By Callie Miller
In one immobilizing instant, the only thought in Kristy Weistroffer’s mind when she screamed was the safety of her 3-year-old child.
Just minutes earlier, Weistroffer sat with her daughter Reagan on the deck outside their country home in Winchester, Kentucky as the young girl eagerly awaited the chance to ride her new pony. Weistroffer bought it the day before from a stockyard in a neighboring county.
About 400 feet away in the barn, Reagan’s father readied the pony for Reagan’s first ride.
As Reagan’s father brought the pony into the field behind their house, Weistroffer noticed the pony seemed a little fidgety, but she chalked it up to the pony being in new surroundings. Reagan’s ran to her father, and her father helped her pet the pony to get acquainted before setting her in the saddle.
The trio began to walk, with Reagan’s father holding the pony with a lead rope attached to the bridle. He had no trouble leading the pony in a circle in the pasture. However, after a few minutes passed, the pony became noticeably frantic. Weistroffer was nervous, but Reagan’s father was able to calm the pony and keep walking.
Several more minutes passed.
Suddenly, the pony stopped in its tracks, lowered its head and started to buck. Reagan’s father again attempted to quiet it, but to no avail. In that moment, as the pony rounded its back and kicked its legs, Weistroffer realized her child was in danger.
The pony jerked the lead rope from Reagan’s father’s grasp. Weistroffer screamed but was helplessly far away on the deck. She watched as her husband dragged their daughter from the pony by her waist as the pony took off in a full gallop.
The pony ran out of the field and up the country road.

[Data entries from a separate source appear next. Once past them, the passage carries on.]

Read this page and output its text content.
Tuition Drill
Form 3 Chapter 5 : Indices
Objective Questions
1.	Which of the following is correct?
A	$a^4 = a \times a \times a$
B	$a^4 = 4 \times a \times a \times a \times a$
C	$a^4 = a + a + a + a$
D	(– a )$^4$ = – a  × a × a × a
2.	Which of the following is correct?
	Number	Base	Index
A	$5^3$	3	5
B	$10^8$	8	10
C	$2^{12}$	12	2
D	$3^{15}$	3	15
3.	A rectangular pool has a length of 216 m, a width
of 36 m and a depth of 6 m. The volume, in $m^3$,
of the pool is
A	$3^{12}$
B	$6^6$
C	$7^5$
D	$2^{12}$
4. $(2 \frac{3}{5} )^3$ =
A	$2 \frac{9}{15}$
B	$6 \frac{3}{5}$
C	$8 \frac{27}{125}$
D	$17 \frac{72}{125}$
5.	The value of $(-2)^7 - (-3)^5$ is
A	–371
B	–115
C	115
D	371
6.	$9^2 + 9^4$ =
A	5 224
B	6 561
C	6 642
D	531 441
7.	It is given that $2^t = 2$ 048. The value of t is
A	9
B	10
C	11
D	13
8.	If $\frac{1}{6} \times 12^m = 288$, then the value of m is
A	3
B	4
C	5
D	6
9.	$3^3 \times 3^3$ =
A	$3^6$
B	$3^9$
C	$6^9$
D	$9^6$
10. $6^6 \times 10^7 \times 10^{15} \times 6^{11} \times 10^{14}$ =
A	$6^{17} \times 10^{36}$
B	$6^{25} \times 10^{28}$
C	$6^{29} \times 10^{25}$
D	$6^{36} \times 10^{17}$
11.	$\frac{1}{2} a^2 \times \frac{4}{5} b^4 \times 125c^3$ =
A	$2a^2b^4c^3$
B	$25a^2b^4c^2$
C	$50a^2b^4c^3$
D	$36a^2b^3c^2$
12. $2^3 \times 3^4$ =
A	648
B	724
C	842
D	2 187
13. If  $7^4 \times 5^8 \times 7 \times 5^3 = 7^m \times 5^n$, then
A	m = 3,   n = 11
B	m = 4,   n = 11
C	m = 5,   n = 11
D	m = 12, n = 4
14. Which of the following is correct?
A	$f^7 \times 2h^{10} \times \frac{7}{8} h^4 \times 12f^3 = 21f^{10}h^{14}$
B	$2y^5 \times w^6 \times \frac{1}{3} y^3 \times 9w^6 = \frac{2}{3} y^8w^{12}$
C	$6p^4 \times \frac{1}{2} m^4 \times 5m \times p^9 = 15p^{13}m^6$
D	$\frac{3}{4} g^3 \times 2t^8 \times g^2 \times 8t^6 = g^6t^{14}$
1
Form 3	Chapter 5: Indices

A chase ensued as Reagan’s father and the neighbors, who saw the fiasco, ran in its wake. The group finally cornered the exhausted pony in another neighbor’s fenced garden and manhandled it back to the barn.
Weistroffer realized something was wrong with this pony and that it wasn’t the tranquil, beginner rider-safe horse like she was led to believe when she bought it.
“It’s time for this pony to go,” Weistroffer said to her husband.